A Lily in the Light(75)
He nodded slowly, uncapped the bottle, and took a sip. “Are you happy there?”
They’d never talked about happiness before, whether all the dreams they’d had as students had been what they’d expected, how happiness came in temporary waves.
“It’s what I worked for, right?” She shrugged, tossing a T-shirt into the open suitcase.
“Well, let me ask you this . . .” He stared out the window at rows of wrought iron windows and trellises on the limestone building across the street, carefully choosing words. The sweater she was folding rested in her lap.
“I got offered a place in Boston. I’d dance, but I’d also choreograph.”
“Boston?” She’d been only once, early on as a corps member. She didn’t remember much. The reality of Adam moving even farther away sat in her stomach like a pit, so heavy it grounded her to the floor. At least when he was in New York, she could picture him walking streets she knew from her childhood, her early life connecting to his present life, but that would end when he moved to Boston. The sweater she was holding felt slimy under her fingers. She pushed it away.
“They asked about you.” Adam’s eyes were nearly turquoise in the light through the window, an indescribable color she could only call Adam. He swirled the water in the bottle until a funnel spiraled on its own. “As a soloist with some principal roles.”
She was ready. The Waltz Girl had proved that. Boston was four hours from New York, closer than San Francisco, closer to Lily. It meant she’d be with Adam. They could leave shows together and find warm, yeasty pizzerias on cold nights or walk along the Charles. Was that really what he was offering?
“All the best colleges are there. You could even think about school.”
“I think—” Esme started and stopped, unsure if this moment and whatever answer she gave would unroll the next section of her life, if she’d regret it or look back and know she’d made the right choice, but there was Lily. “Can I think about it?”
“Of course,” he said. “I only promised I’d talk to you. I’ll give you his number if you’re interested.”
“Who runs it?”
“Paul Katzman.”
Esme laughed in shock. “Amelia’s Paul?”
It would be a kind of homecoming, a circle from where she’d started. It couldn’t be a coincidence that everything had happened this week.
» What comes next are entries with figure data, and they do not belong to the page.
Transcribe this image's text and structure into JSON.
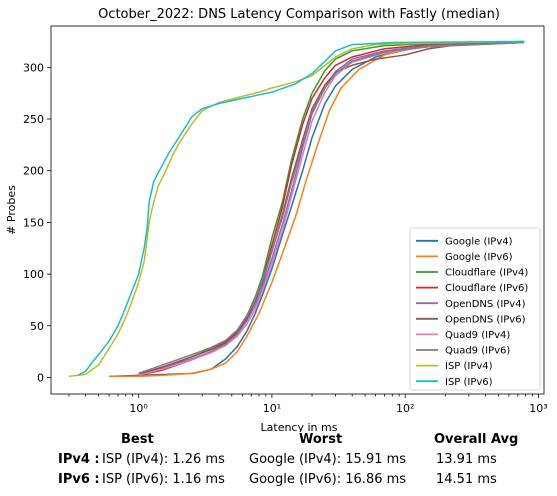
{
  "chart_data": {
    "type": "line",
    "title": "October_2022: DNS Latency Comparison with Fastly (median)",
    "xlabel": "Latency in ms",
    "ylabel": "# Probes",
    "x_scale": "log",
    "xlim": [
      0.22,
      1100
    ],
    "ylim": [
      -16,
      340
    ],
    "x_ticks": [
      1,
      10,
      100,
      1000
    ],
    "x_tick_labels": [
      "10⁰",
      "10¹",
      "10²",
      "10³"
    ],
    "y_ticks": [
      0,
      50,
      100,
      150,
      200,
      250,
      300
    ],
    "legend_position": "lower-right",
    "grid": false,
    "series": [
      {
        "name": "Google (IPv4)",
        "color": "#1f77b4",
        "points": [
          [
            0.6,
            1
          ],
          [
            1.0,
            2
          ],
          [
            1.6,
            3
          ],
          [
            2.6,
            4
          ],
          [
            3.5,
            8
          ],
          [
            4.5,
            18
          ],
          [
            5.5,
            30
          ],
          [
            6.5,
            45
          ],
          [
            7.5,
            62
          ],
          [
            8.5,
            80
          ],
          [
            10,
            105
          ],
          [
            12,
            138
          ],
          [
            14,
            165
          ],
          [
            17,
            200
          ],
          [
            20,
            232
          ],
          [
            25,
            265
          ],
          [
            30,
            282
          ],
          [
            40,
            298
          ],
          [
            60,
            310
          ],
          [
            100,
            318
          ],
          [
            200,
            322
          ],
          [
            500,
            324
          ],
          [
            780,
            325
          ]
        ]
      },
      {
        "name": "Google (IPv6)",
        "color": "#ff7f0e",
        "points": [
          [
            0.6,
            1
          ],
          [
            1.0,
            1
          ],
          [
            1.5,
            2
          ],
          [
            2.5,
            4
          ],
          [
            3.5,
            8
          ],
          [
            4.5,
            14
          ],
          [
            5.5,
            25
          ],
          [
            6.5,
            40
          ],
          [
            8,
            62
          ],
          [
            10,
            92
          ],
          [
            12,
            120
          ],
          [
            15,
            155
          ],
          [
            18,
            190
          ],
          [
            22,
            225
          ],
          [
            27,
            258
          ],
          [
            33,
            280
          ],
          [
            45,
            298
          ],
          [
            70,
            312
          ],
          [
            120,
            319
          ],
          [
            250,
            322
          ],
          [
            780,
            324
          ]
        ]
      },
      {
        "name": "Cloudflare (IPv4)",
        "color": "#2ca02c",
        "points": [
          [
            1.0,
            2
          ],
          [
            1.5,
            8
          ],
          [
            2.5,
            20
          ],
          [
            3.5,
            28
          ],
          [
            4.5,
            35
          ],
          [
            5.5,
            45
          ],
          [
            6.5,
            60
          ],
          [
            7.5,
            78
          ],
          [
            8.5,
            98
          ],
          [
            10,
            135
          ],
          [
            12,
            170
          ],
          [
            14,
            210
          ],
          [
            17,
            250
          ],
          [
            20,
            275
          ],
          [
            25,
            297
          ],
          [
            30,
            308
          ],
          [
            40,
            316
          ],
          [
            70,
            321
          ],
          [
            150,
            323
          ],
          [
            780,
            325
          ]
        ]
      },
      {
        "name": "Cloudflare (IPv6)",
        "color": "#d62728",
        "points": [
          [
            1.0,
            2
          ],
          [
            1.5,
            7
          ],
          [
            2.5,
            17
          ],
          [
            3.5,
            25
          ],
          [
            4.5,
            33
          ],
          [
            5.5,
            43
          ],
          [
            6.5,
            57
          ],
          [
            7.5,
            74
          ],
          [
            8.5,
            93
          ],
          [
            10,
            128
          ],
          [
            12,
            165
          ],
          [
            14,
            205
          ],
          [
            17,
            245
          ],
          [
            20,
            270
          ],
          [
            25,
            290
          ],
          [
            30,
            302
          ],
          [
            40,
            310
          ],
          [
            70,
            318
          ],
          [
            150,
            322
          ],
          [
            780,
            324
          ]
        ]
      },
      {
        "name": "OpenDNS (IPv4)",
        "color": "#9467bd",
        "points": [
          [
            1.0,
            3
          ],
          [
            1.5,
            9
          ],
          [
            2.5,
            18
          ],
          [
            3.5,
            25
          ],
          [
            4.5,
            32
          ],
          [
            5.5,
            42
          ],
          [
            6.5,
            55
          ],
          [
            7.5,
            70
          ],
          [
            8.5,
            88
          ],
          [
            10,
            115
          ],
          [
            12,
            148
          ],
          [
            14,
            180
          ],
          [
            17,
            222
          ],
          [
            20,
            255
          ],
          [
            25,
            280
          ],
          [
            30,
            296
          ],
          [
            40,
            308
          ],
          [
            70,
            316
          ],
          [
            150,
            321
          ],
          [
            780,
            324
          ]
        ]
      },
      {
        "name": "OpenDNS (IPv6)",
        "color": "#8c564b",
        "points": [
          [
            1.0,
            3
          ],
          [
            1.5,
            10
          ],
          [
            2.5,
            20
          ],
          [
            3.5,
            27
          ],
          [
            4.5,
            34
          ],
          [
            5.5,
            44
          ],
          [
            6.5,
            58
          ],
          [
            7.5,
            74
          ],
          [
            8.5,
            92
          ],
          [
            10,
            122
          ],
          [
            12,
            158
          ],
          [
            14,
            192
          ],
          [
            17,
            230
          ],
          [
            20,
            260
          ],
          [
            25,
            283
          ],
          [
            30,
            295
          ],
          [
            40,
            302
          ],
          [
            60,
            308
          ],
          [
            100,
            312
          ],
          [
            150,
            318
          ],
          [
            250,
            322
          ],
          [
            780,
            324
          ]
        ]
      },
      {
        "name": "Quad9 (IPv4)",
        "color": "#e377c2",
        "points": [
          [
            1.0,
            2
          ],
          [
            1.5,
            8
          ],
          [
            2.5,
            17
          ],
          [
            3.5,
            24
          ],
          [
            4.5,
            31
          ],
          [
            5.5,
            40
          ],
          [
            6.5,
            52
          ],
          [
            7.5,
            66
          ],
          [
            8.5,
            84
          ],
          [
            10,
            110
          ],
          [
            12,
            142
          ],
          [
            14,
            175
          ],
          [
            17,
            215
          ],
          [
            20,
            248
          ],
          [
            25,
            276
          ],
          [
            30,
            292
          ],
          [
            40,
            305
          ],
          [
            70,
            314
          ],
          [
            150,
            320
          ],
          [
            780,
            324
          ]
        ]
      },
      {
        "name": "Quad9 (IPv6)",
        "color": "#7f7f7f",
        "points": [
          [
            1.0,
            4
          ],
          [
            1.5,
            12
          ],
          [
            2.5,
            22
          ],
          [
            3.5,
            29
          ],
          [
            4.5,
            36
          ],
          [
            5.5,
            46
          ],
          [
            6.5,
            60
          ],
          [
            7.5,
            76
          ],
          [
            8.5,
            94
          ],
          [
            10,
            122
          ],
          [
            12,
            155
          ],
          [
            14,
            188
          ],
          [
            17,
            226
          ],
          [
            20,
            257
          ],
          [
            25,
            280
          ],
          [
            30,
            294
          ],
          [
            40,
            306
          ],
          [
            70,
            315
          ],
          [
            150,
            320
          ],
          [
            780,
            324
          ]
        ]
      },
      {
        "name": "ISP (IPv4)",
        "color": "#bcbd22",
        "points": [
          [
            0.3,
            1
          ],
          [
            0.4,
            3
          ],
          [
            0.5,
            12
          ],
          [
            0.6,
            28
          ],
          [
            0.7,
            42
          ],
          [
            0.8,
            58
          ],
          [
            0.9,
            75
          ],
          [
            1.0,
            92
          ],
          [
            1.1,
            112
          ],
          [
            1.2,
            150
          ],
          [
            1.26,
            163
          ],
          [
            1.4,
            185
          ],
          [
            1.6,
            200
          ],
          [
            1.8,
            215
          ],
          [
            2.0,
            226
          ],
          [
            2.5,
            245
          ],
          [
            3.0,
            258
          ],
          [
            4.0,
            266
          ],
          [
            6.0,
            272
          ],
          [
            8.0,
            276
          ],
          [
            10,
            280
          ],
          [
            15,
            286
          ],
          [
            20,
            292
          ],
          [
            30,
            310
          ],
          [
            40,
            318
          ],
          [
            60,
            322
          ],
          [
            100,
            323
          ],
          [
            300,
            324
          ],
          [
            780,
            325
          ]
        ]
      },
      {
        "name": "ISP (IPv6)",
        "color": "#17becf",
        "points": [
          [
            0.35,
            2
          ],
          [
            0.4,
            6
          ],
          [
            0.45,
            15
          ],
          [
            0.5,
            22
          ],
          [
            0.6,
            35
          ],
          [
            0.7,
            50
          ],
          [
            0.8,
            68
          ],
          [
            0.9,
            85
          ],
          [
            1.0,
            100
          ],
          [
            1.1,
            125
          ],
          [
            1.16,
            145
          ],
          [
            1.2,
            170
          ],
          [
            1.3,
            190
          ],
          [
            1.5,
            205
          ],
          [
            1.7,
            218
          ],
          [
            2.0,
            232
          ],
          [
            2.5,
            252
          ],
          [
            3.0,
            260
          ],
          [
            4.0,
            265
          ],
          [
            6.0,
            270
          ],
          [
            10,
            276
          ],
          [
            15,
            284
          ],
          [
            20,
            294
          ],
          [
            25,
            306
          ],
          [
            30,
            316
          ],
          [
            40,
            322
          ],
          [
            80,
            324
          ],
          [
            780,
            325
          ]
        ]
      }
    ]
  },
  "summary": {
    "headers": {
      "best": "Best",
      "worst": "Worst",
      "avg": "Overall Avg"
    },
    "rows": [
      {
        "label": "IPv4 :",
        "best": "ISP (IPv4): 1.26 ms",
        "worst": "Google (IPv4): 15.91 ms",
        "avg": "13.91 ms"
      },
      {
        "label": "IPv6 :",
        "best": "ISP (IPv6): 1.16 ms",
        "worst": "Google (IPv6): 16.86 ms",
        "avg": "14.51 ms"
      }
    ]
  }
}
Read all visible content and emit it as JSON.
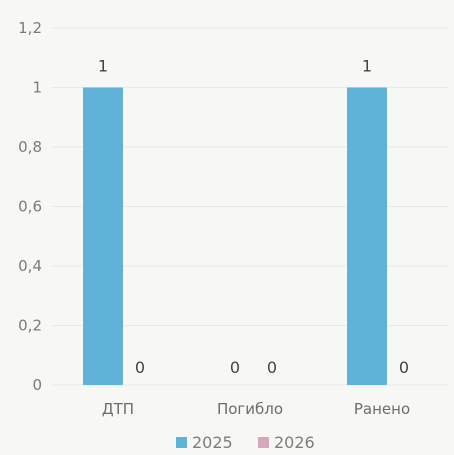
{
  "chart_data": {
    "type": "bar",
    "categories": [
      "ДТП",
      "Погибло",
      "Ранено"
    ],
    "series": [
      {
        "name": "2025",
        "values": [
          1,
          0,
          1
        ],
        "color": "#5fb3d8"
      },
      {
        "name": "2026",
        "values": [
          0,
          0,
          0
        ],
        "color": "#d9a7bb"
      }
    ],
    "ylim": [
      0,
      1.2
    ],
    "yticks": [
      "0",
      "0,2",
      "0,4",
      "0,6",
      "0,8",
      "1",
      "1,2"
    ],
    "data_labels": [
      [
        "1",
        "0",
        "1"
      ],
      [
        "0",
        "0",
        "0"
      ]
    ],
    "legend": "bottom",
    "grid": true
  }
}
“He has a soft spot for very stunning Waltz Girl performances.” Adam winked.
Construction drills started outside the window. Hammers banged. They were building a scaffold across the street and a web of nets to swallow a building. It sat there without protest, vines swaying from the trellises.
Adam sighed. “I botched this week, Esme. I know I did. I should’ve . . .” His voice trailed off. He shifted his weight and ran a finger over a folded shirt as if he were petting a kitten. Esme wished it were her hand instead.
“I just keep thinking about who I was in San Francisco, how hopeful I was, how focused. Maybe I was too focused, because we all were, but most of my memories have you in them. I just thought that maybe this summer I could reconnect with who I was, and I thought you being here would help, but I wasn’t thinking about how much changed since then. I don’t know . . .” Adam rubbed his forehead between his hands. “I’m not even making sense.” He laughed, a bitter sound, filled with regret. “I probably sound nuts.”
Esme crawled closer and rested her hand over his. “You don’t sound nuts.”
His hand relaxed under hers.
Esme sighed, releasing all the questions she had about her own life, what it meant. The weight of it huffed out in one long breath. “That summer, when we first met, I felt so free. Everything I did was important. I was allowed to be happy, but I didn’t have time to be—or really, I wouldn’t let myself because I thought I had to work harder. Every time I got a role or a nice compliment, I worked harder to keep deserving everything because there was a goal at the end, especially after . . . well, it was easy to leave everything behind and ignore whatever I felt about Lily or my family because I had something else instead.”
Esme paused to gather her thoughts. The ice machine in the hallway rattled as a nameless person filled a bucket and walked heavily along the carpet.
“After she went missing, one of the things I made myself believe was that she was in a children’s book somewhere, like Narnia or Where the Wild Things Are—you know, one of those books where kids slip between worlds. She was just on a journey, and I was on mine. Ballet let me believe it. It made it realer somehow.
“I did what I wanted to do,” she said finally. “I found my Narnia, but it never felt like enough. And truthfully, I was so afraid of ‘the end,’ when I’d have to stop and see the things I didn’t want to.” She thought back to her mother’s shadow behind the trailer curtain, of the mannequin under the sheet, long forgotten.
“And then to find out she was so close the whole time, Adam, just across the Hudson, and we couldn’t find her. I can’t imagine what her life’s been or how any of this could’ve happened.”
A tool dropped outside and bounced against metal. Surrounded by the floral wallpaper in her room, it sounded especially strange. The seashell sat on its bed of sand next to her bed, a battered piece of the ocean.